Two-time British Olympic marathoner and former marathon world record-holder Ron Hill, 74, is credited with the world’s longest streak, which dates back to December 1964. However, his span includes workouts on crutches after a car crash and bunion surgery in the 1990s that limited his normal running routine.
The next longest streak among U.S. runners belongs to Jon Sutherland, a 62-year-old writer from West Hills, Calif., who has logged at least a mile every day since May 26, 1969. Six other American runners have run every day for at least 40 years and 80 have streaks of 25 years or longer.
The top woman on the current U.S. streak list is Barb Latta, 71, a retired librarian from Raleigh, N.C., who has logged 10,802 straight days over the past 29 years. She took over the top spot last year after Minnesota’s Julie Maxwell slipped on ice and broke an ankle, ending a streak of 12,212 consecutive days dating back to 1978.
Covert has run through illness and several injuries, including a torn meniscus 10 years ago and occasional bouts of plantar fasciitis.

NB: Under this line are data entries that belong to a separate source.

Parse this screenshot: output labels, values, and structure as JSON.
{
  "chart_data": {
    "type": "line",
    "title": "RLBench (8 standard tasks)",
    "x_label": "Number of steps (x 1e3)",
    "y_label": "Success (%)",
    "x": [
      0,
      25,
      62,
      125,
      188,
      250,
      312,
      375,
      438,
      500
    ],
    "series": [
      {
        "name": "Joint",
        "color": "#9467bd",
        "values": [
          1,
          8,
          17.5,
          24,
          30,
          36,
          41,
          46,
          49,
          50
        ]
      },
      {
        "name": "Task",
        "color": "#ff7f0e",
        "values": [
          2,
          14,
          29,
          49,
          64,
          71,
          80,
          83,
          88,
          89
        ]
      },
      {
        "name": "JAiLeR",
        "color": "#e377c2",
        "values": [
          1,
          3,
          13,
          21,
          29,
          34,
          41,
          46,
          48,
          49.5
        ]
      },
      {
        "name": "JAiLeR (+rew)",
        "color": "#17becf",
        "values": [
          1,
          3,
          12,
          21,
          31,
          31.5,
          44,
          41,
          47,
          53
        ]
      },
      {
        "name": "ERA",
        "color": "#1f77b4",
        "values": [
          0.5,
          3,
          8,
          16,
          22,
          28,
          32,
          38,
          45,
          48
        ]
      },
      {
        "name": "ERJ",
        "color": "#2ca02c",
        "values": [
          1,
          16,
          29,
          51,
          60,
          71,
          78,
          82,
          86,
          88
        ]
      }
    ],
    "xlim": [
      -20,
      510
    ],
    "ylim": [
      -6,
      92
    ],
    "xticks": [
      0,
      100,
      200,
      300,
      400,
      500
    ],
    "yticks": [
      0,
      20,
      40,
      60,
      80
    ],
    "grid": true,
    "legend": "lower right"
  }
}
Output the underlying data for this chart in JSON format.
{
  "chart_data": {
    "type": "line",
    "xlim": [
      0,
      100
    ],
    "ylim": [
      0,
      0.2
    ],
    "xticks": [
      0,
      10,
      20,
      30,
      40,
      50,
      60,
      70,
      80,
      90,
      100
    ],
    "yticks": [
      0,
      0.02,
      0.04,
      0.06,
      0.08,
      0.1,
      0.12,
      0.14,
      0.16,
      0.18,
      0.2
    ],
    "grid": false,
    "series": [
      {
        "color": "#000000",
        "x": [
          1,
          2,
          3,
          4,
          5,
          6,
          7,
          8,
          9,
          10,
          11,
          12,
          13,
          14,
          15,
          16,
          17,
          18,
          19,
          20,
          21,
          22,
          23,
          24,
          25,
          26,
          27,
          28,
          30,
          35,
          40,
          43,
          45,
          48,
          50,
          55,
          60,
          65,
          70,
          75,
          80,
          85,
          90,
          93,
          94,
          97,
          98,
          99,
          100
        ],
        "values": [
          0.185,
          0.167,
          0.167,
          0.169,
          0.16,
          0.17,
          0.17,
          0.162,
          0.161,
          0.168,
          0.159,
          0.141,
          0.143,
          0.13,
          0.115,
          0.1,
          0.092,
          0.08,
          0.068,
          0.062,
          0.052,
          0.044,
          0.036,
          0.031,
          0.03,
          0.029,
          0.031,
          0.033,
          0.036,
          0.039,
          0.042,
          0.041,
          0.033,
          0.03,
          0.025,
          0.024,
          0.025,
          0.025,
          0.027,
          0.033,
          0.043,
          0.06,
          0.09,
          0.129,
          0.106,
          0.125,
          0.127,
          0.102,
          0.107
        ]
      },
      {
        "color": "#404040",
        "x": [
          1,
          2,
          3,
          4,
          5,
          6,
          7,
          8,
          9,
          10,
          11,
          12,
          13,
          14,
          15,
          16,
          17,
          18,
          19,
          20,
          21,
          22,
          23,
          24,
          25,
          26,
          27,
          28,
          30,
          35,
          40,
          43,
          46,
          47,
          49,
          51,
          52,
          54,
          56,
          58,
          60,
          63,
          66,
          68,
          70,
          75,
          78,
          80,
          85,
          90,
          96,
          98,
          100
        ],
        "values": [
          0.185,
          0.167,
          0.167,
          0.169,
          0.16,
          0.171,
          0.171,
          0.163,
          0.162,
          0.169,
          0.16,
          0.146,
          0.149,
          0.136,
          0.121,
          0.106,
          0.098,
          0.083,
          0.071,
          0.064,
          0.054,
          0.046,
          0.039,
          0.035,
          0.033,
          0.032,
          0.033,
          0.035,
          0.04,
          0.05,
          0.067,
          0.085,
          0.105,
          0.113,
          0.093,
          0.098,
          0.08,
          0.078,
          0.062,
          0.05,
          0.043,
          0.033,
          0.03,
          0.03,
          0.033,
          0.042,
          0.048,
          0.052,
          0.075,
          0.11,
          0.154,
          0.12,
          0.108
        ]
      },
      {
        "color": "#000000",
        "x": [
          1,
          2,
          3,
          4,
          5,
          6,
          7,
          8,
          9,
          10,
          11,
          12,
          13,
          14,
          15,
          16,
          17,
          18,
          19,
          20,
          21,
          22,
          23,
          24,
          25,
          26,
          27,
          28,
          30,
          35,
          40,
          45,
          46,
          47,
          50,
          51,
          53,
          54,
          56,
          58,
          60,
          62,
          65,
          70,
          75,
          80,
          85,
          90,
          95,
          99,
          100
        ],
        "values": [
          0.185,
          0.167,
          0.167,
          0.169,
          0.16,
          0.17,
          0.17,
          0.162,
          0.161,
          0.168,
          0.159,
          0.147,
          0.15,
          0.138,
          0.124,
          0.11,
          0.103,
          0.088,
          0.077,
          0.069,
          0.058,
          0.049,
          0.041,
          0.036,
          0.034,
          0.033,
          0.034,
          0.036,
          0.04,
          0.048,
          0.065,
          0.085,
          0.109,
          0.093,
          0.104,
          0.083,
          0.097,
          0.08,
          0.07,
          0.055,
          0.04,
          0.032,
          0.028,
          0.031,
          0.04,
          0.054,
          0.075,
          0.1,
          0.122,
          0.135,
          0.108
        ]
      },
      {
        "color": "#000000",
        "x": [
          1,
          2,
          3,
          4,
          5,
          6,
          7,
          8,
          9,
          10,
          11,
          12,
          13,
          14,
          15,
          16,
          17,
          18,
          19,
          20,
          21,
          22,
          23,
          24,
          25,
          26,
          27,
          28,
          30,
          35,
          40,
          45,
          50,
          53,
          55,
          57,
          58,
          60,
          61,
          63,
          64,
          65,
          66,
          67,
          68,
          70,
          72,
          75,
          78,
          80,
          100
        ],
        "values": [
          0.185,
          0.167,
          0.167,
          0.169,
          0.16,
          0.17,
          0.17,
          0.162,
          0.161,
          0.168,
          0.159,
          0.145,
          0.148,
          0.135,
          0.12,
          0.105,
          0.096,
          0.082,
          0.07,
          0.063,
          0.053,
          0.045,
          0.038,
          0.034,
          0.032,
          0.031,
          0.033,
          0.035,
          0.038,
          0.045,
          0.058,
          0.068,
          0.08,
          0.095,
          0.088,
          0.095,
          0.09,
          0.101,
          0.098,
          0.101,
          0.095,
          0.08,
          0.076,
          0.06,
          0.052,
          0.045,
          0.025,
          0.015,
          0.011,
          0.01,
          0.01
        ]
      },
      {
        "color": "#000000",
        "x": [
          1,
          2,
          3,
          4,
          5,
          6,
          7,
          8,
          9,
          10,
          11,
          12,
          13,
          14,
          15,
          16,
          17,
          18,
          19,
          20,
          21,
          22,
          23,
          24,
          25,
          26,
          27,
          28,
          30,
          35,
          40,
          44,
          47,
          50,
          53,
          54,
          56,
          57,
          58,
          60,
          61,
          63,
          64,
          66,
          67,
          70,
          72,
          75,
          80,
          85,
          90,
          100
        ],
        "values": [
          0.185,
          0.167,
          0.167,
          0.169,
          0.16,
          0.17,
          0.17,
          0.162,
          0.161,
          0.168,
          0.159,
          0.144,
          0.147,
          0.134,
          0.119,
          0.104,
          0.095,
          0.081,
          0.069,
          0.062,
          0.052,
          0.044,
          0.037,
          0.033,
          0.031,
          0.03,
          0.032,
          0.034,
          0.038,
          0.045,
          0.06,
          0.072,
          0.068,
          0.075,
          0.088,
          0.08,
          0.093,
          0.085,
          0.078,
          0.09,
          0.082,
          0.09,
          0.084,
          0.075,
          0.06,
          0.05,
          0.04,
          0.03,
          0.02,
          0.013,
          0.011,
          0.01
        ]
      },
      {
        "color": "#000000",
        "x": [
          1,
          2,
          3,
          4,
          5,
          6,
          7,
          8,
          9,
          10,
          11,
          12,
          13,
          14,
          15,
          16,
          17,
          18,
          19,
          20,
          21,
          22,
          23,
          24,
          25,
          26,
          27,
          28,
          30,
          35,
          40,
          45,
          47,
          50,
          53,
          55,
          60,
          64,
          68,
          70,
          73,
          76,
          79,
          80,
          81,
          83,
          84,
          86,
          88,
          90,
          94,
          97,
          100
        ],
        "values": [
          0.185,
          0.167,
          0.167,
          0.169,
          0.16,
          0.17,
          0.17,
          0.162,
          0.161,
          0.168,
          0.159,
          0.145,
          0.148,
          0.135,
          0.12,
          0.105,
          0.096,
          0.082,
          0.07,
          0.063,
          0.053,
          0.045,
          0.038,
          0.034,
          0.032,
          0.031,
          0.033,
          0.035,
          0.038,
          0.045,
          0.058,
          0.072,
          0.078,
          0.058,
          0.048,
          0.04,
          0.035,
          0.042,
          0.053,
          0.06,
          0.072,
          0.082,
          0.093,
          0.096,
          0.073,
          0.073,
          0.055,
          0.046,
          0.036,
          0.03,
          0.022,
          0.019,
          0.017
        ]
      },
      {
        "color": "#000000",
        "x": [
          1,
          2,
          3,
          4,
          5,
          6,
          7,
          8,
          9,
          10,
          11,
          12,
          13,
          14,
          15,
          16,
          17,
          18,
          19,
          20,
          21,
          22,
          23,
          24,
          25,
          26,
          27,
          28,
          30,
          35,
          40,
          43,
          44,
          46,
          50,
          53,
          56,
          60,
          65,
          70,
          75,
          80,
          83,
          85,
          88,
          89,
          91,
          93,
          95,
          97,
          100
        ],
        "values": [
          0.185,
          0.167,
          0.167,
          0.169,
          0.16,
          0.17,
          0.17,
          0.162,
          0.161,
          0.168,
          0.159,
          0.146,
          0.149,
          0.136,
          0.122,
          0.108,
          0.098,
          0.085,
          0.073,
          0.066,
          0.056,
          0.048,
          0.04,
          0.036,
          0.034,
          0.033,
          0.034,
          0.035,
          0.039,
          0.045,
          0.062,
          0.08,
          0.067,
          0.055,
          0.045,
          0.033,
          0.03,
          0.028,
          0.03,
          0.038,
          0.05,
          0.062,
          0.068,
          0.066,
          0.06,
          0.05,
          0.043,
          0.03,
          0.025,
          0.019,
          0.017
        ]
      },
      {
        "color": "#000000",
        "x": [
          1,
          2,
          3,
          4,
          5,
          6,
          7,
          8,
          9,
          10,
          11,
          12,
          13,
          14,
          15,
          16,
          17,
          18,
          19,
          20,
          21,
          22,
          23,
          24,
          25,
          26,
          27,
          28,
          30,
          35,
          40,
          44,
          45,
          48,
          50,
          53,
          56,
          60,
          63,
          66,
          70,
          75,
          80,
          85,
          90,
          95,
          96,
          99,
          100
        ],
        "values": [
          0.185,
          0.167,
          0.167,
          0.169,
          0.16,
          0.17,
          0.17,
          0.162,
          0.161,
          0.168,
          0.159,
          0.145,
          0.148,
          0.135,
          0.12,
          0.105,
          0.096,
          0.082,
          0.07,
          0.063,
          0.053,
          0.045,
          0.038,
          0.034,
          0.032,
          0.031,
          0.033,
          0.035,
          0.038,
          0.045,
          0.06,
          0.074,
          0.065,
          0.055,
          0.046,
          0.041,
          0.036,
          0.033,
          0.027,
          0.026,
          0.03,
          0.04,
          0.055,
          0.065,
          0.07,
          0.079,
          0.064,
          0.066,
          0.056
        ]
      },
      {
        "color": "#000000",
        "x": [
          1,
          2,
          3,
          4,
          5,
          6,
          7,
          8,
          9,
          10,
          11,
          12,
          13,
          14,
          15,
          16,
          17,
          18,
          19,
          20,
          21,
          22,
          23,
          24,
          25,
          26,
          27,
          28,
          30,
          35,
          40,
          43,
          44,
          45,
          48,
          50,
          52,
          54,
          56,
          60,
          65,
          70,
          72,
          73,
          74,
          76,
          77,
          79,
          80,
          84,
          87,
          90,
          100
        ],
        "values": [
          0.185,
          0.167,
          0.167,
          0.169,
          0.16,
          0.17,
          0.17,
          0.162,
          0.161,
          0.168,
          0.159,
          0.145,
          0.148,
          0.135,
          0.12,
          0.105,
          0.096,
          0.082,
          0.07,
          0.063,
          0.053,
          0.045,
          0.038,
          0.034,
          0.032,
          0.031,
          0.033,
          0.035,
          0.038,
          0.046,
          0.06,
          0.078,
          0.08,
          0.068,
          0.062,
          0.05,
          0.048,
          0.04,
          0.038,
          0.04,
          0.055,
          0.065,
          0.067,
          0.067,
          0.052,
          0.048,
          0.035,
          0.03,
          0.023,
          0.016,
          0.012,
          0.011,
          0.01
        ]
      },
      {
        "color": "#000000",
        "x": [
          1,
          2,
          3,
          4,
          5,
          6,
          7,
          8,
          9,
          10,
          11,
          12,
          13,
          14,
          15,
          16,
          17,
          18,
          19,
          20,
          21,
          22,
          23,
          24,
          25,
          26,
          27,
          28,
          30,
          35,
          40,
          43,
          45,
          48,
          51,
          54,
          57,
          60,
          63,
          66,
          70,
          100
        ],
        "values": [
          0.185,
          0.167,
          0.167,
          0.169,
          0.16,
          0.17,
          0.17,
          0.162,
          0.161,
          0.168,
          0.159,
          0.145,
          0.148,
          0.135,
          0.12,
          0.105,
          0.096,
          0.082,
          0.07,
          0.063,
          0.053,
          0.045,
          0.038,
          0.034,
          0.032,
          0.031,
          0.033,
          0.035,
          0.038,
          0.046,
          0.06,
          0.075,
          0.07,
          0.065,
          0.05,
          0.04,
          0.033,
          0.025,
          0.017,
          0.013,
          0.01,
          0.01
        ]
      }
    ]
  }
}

“I’ve always said that it’s not something that I have to do, but something I get to do,” Covert says. “As much as it is about going out the door every day, there’s a whole lot of luck involved, too. You can’t step in a hole or get so sick you can’t get out the door, but I’ve been very fortunate with my health in general.
“It’s obviously been a lot of fun, otherwise I wouldn’t have done it. I’ll keep running after the streak ends. I really like putting my shoes on and getting out there, even if I’m out hobbling for 3 miles.”